Creating Multidimensionality: Ozioma the Wicked edition
The fourth story in Unnatural Creatures, Ozioma the Wicked, is equal parts amazing and frustrating. The parts I am most frustrated with are also the parts that ring most true (mainly the contradictions bother me but they also bother me in my life outside of books). What’s frustrating is how many questions this story raises about treatment of women and of the economically disadvantaged and how interwoven it is– but that’s what makes the story so good and why it isn’t a flat story. (Warning: Thar be spoilers below!)
How Okorafor makes the universe multidimensional:
1) Don’t be afraid of contradictions.
Example 1: Ozioma is wicked because she can talk to snakes, even though their goddess, Aida-Wedo, is half-snake.
Snakes are a deadly pest where Ozioma lives in rural Nigeria. On the one hand it makes sense that anyone associating with snakes, even if that person saves people from snakes, is seen as wicked. However their goddess, Aida-Wedo, is part woman and part snake. It seems weird, and this may be the Christian in me, that something that shares a feature with their goddess, even if it is deadly, would be respected and anyone associated with them would also be respected.
Example 2: Females are less important even though they worship a female deity. (The direct quote is, “”Only her mother would disagree [that Ozioma is wicked], but her mother was a mere fourth wife to a dead yam farmer. So no one cared what she thought.”)

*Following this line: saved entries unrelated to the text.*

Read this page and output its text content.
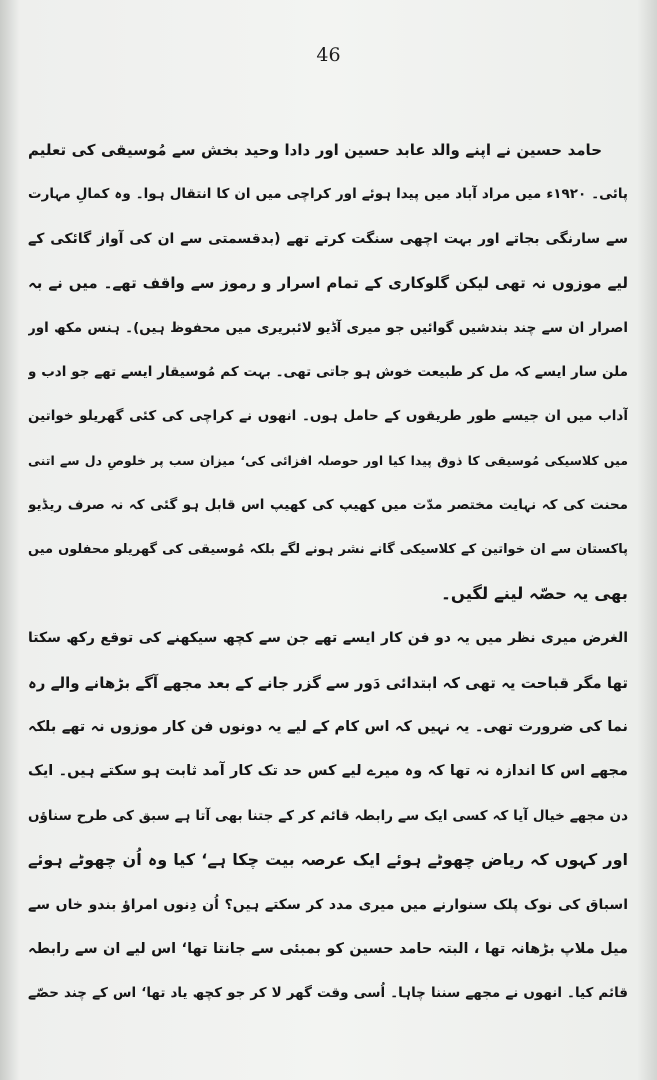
46
حامد حسین نے اپنے والد عابد حسین اور دادا وحید بخش سے مُوسیقی کی تعلیم
پائی۔ ۱۹۲۰ء میں مراد آباد میں پیدا ہوئے اور کراچی میں ان کا انتقال ہوا۔ وہ کمالِ مہارت
سے سارنگی بجاتے اور بہت اچھی سنگت کرتے تھے (بدقسمتی سے ان کی آواز گائکی کے
لیے موزوں نہ تھی لیکن گلوکاری کے تمام اسرار و رموز سے واقف تھے۔ میں نے بہ
اصرار ان سے چند بندشیں گوائیں جو میری آڈیو لائبریری میں محفوظ ہیں)۔ ہنس مکھ اور
ملن سار ایسے کہ مل کر طبیعت خوش ہو جاتی تھی۔ بہت کم مُوسیقار ایسے تھے جو ادب و
آداب میں ان جیسے طور طریقوں کے حامل ہوں۔ انھوں نے کراچی کی کئی گھریلو خواتین
میں کلاسیکی مُوسیقی کا ذوق پیدا کیا اور حوصلہ افزائی کی‘ میزان سب پر خلوصِ دل سے اتنی
محنت کی کہ نہایت مختصر مدّت میں کھیپ کی کھیپ اس قابل ہو گئی کہ نہ صرف ریڈیو
پاکستان سے ان خواتین کے کلاسیکی گانے نشر ہونے لگے بلکہ مُوسیقی کی گھریلو محفلوں میں
بھی یہ حصّہ لینے لگیں۔
الغرض میری نظر میں یہ دو فن کار ایسے تھے جن سے کچھ سیکھنے کی توقع رکھ سکتا
تھا مگر قباحت یہ تھی کہ ابتدائی دَور سے گزر جانے کے بعد مجھے آگے بڑھانے والے رہ
نما کی ضرورت تھی۔ یہ نہیں کہ اس کام کے لیے یہ دونوں فن کار موزوں نہ تھے بلکہ
مجھے اس کا اندازہ نہ تھا کہ وہ میرے لیے کس حد تک کار آمد ثابت ہو سکتے ہیں۔ ایک
دن مجھے خیال آیا کہ کسی ایک سے رابطہ قائم کر کے جتنا بھی آتا ہے سبق کی طرح سناؤں
اور کہوں کہ ریاض چھوٹے ہوئے ایک عرصہ بیت چکا ہے‘ کیا وہ اُن چھوٹے ہوئے
اسباق کی نوک پلک سنوارنے میں میری مدد کر سکتے ہیں؟ اُن دِنوں امراؤ بندو خاں سے
میل ملاپ بڑھانہ تھا ، البتہ حامد حسین کو بمبئی سے جانتا تھا‘ اس لیے ان سے رابطہ
قائم کیا۔ انھوں نے مجھے سننا چاہا۔ اُسی وقت گھر لا کر جو کچھ یاد تھا‘ اس کے چند حصّے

This is another duality that perhaps I’m not catching on because of how I’ve been raised: how can they praise a goddess and not treat women equally? Part of it may also be a socioeconomic issue where they are less important because they are poorer but the fact that it’s a woman without a man and not the first wife also matters. By extension Ozioma doesn’t matter. This of course has my brain spinning as many options as I can come up with: would it be different if her father could speak up for her? would it be different if the mother were the first wife? would it be different if the yam farmer was the richest man in town? or if the yam farmer was a local leader? would it be different if Ozioma was a male? I don’t know. But this is the world we live in. One full of contradictions. I can remember being told in church that it is Adam and Eve in the Bible not Adam and Steve– as if we need an exact example from a book to tell us we should treat everyone equally and love everyone (which is Bible’s main message). Plus it says some not so great things about women in the Bible (I was particularly obsessed with how a woman becomes an adulteress after divorce but it said nothing about a man when I was in middle school.)
2) Questions can go unanswered as long as the story resolves.

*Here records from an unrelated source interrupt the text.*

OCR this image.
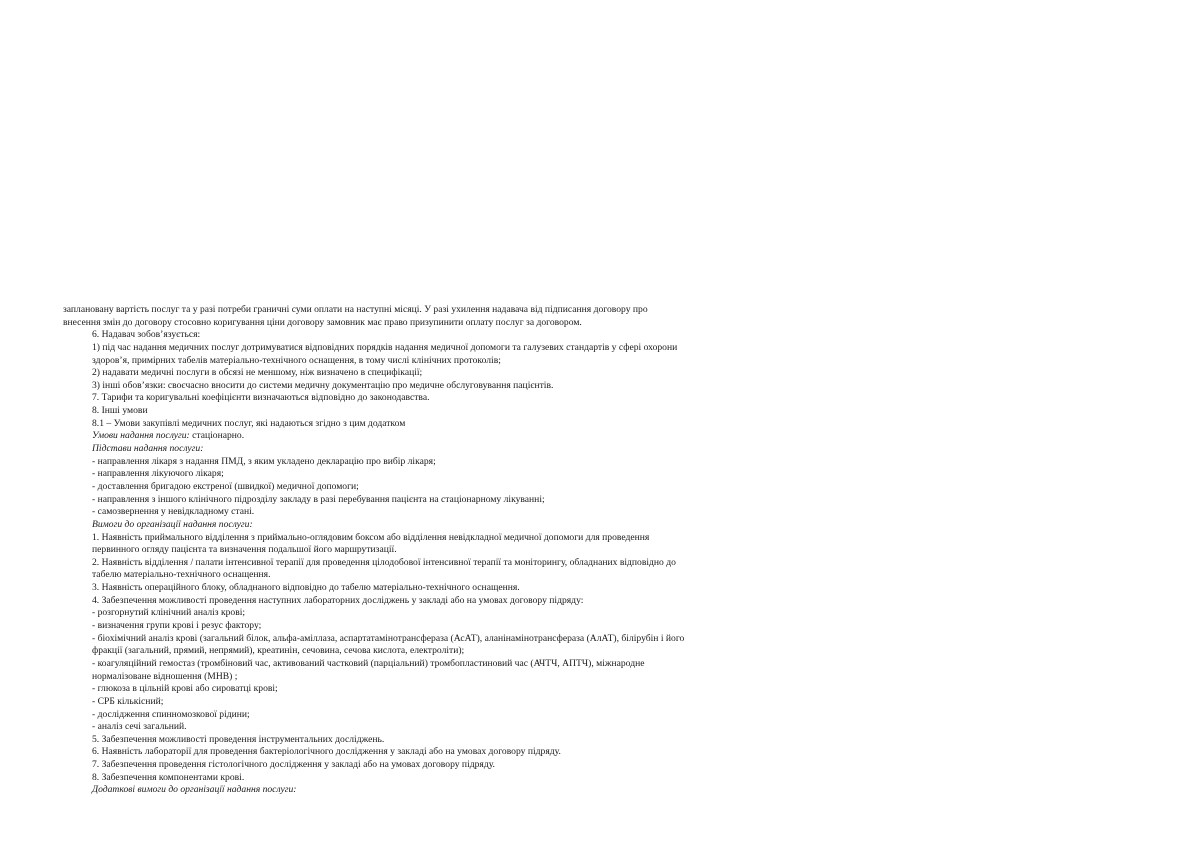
заплановану вартість послуг та у разі потреби граничні суми оплати на наступні місяці. У разі ухилення надавача від підписання договору про
внесення змін до договору стосовно коригування ціни договору замовник має право призупинити оплату послуг за договором.
6. Надавач зобов’язується:
1) під час надання медичних послуг дотримуватися відповідних порядків надання медичної допомоги та галузевих стандартів у сфері охорони
здоров’я, примірних табелів матеріально-технічного оснащення, в тому числі клінічних протоколів;
2) надавати медичні послуги в обсязі не меншому, ніж визначено в специфікації;
3) інші обов’язки: своєчасно вносити до системи медичну документацію про медичне обслуговування пацієнтів.
7. Тарифи та коригувальні коефіцієнти визначаються відповідно до законодавства.
8. Інші умови
8.1 – Умови закупівлі медичних послуг, які надаються згідно з цим додатком
Умови надання послуги: стаціонарно.
Підстави надання послуги:
- направлення лікаря з надання ПМД, з яким укладено декларацію про вибір лікаря;
- направлення лікуючого лікаря;
- доставлення бригадою екстреної (швидкої) медичної допомоги;
- направлення з іншого клінічного підрозділу закладу в разі перебування пацієнта на стаціонарному лікуванні;
- самозвернення у невідкладному стані.
Вимоги до організації надання послуги:
1. Наявність приймального відділення з приймально-оглядовим боксом або відділення невідкладної медичної допомоги для проведення
первинного огляду пацієнта та визначення подальшої його маршрутизації.
2. Наявність відділення / палати інтенсивної терапії для проведення цілодобової інтенсивної терапії та моніторингу, обладнаних відповідно до
табелю матеріально-технічного оснащення.
3. Наявність операційного блоку, обладнаного відповідно до табелю матеріально-технічного оснащення.
4. Забезпечення можливості проведення наступних лабораторних досліджень у закладі або на умовах договору підряду:
- розгорнутий клінічний аналіз крові;
- визначення групи крові і резус фактору;
- біохімічний аналіз крові (загальний білок, альфа-аміллаза, аспартатамінотрансфераза (АсАТ), аланінамінотрансфераза (АлАТ), білірубін і його
фракції (загальний, прямий, непрямий), креатинін, сечовина, сечова кислота, електроліти);
- коагуляційний гемостаз (тромбіновий час, активований частковий (парціальний) тромбопластиновий час (АЧТЧ, АПТЧ), міжнародне
нормалізоване відношення (МНВ) ;
- глюкоза в цільній крові або сироватці крові;
- СРБ кількісний;
- дослідження спинномозкової рідини;
- аналіз сечі загальний.
5. Забезпечення можливості проведення інструментальних досліджень.
6. Наявність лабораторії для проведення бактеріологічного дослідження у закладі або на умовах договору підряду.
7. Забезпечення проведення гістологічного дослідження у закладі або на умовах договору підряду.
8. Забезпечення компонентами крові.
Додаткові вимоги до організації надання послуги:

Besides all the questions about the contradictions that come up I was left wondering if the ladder on the tree was always there and if so how have they never had this problem before? Judging from the description the narrator gives and Ozioma’s own thoughts I don’t think the ladder is always there but at the end the ladder doesn’t recede which makes me wonder if it always is there. Or if they had, is that why Ozioma didn’t question this being claiming a tree that wasn’t his to take? Maybe the reason Ozioma doesn’t tell the being is because she knows it can kill her and although she’ll die for her town, she won’t provoke the being by saying, “That’s not yours.” I also wondered why no one, not even Ozioma, prayed to Aida-Wedo to save them. I think this is another Christian mindset though because my friend who is a non-practicing Pagan says that you don’t want the attention of your deities, because if they decide to pay attention whatever they do, “is on you baby girl” (as my friend says).
3) Bring in small details that go to every sense.
The descriptions of the ingredients in Ozioma’s stew makes my mouth water even though I think onions are the spawn of bad taste and bad texture (unless they’ve been caramelized). “She’d cut the onions with care, savored in the soft, firm perfection of the red tomatoes, shaken in a combination of thyme, red pepper, salt, and curry, and marveled at the greenness of the greens.” There’s more food descriptions but I’ll spare you the need to go get a snack involving baked chicken and all the other ingredients.
It’s raining during the encounter and there are continual small reminders about it. Water droplets falling from a man’s lips as he speaks, her clothing is soaked, and rain beading on the snake’s head. While there isn’t a full range of senses being used (smell, taste, sound) for the rain, I can understand if Ozioma isn’t tasting the rain or hearing the plink plink plink of water hitting the ground because she has more pressing concerns on her mind.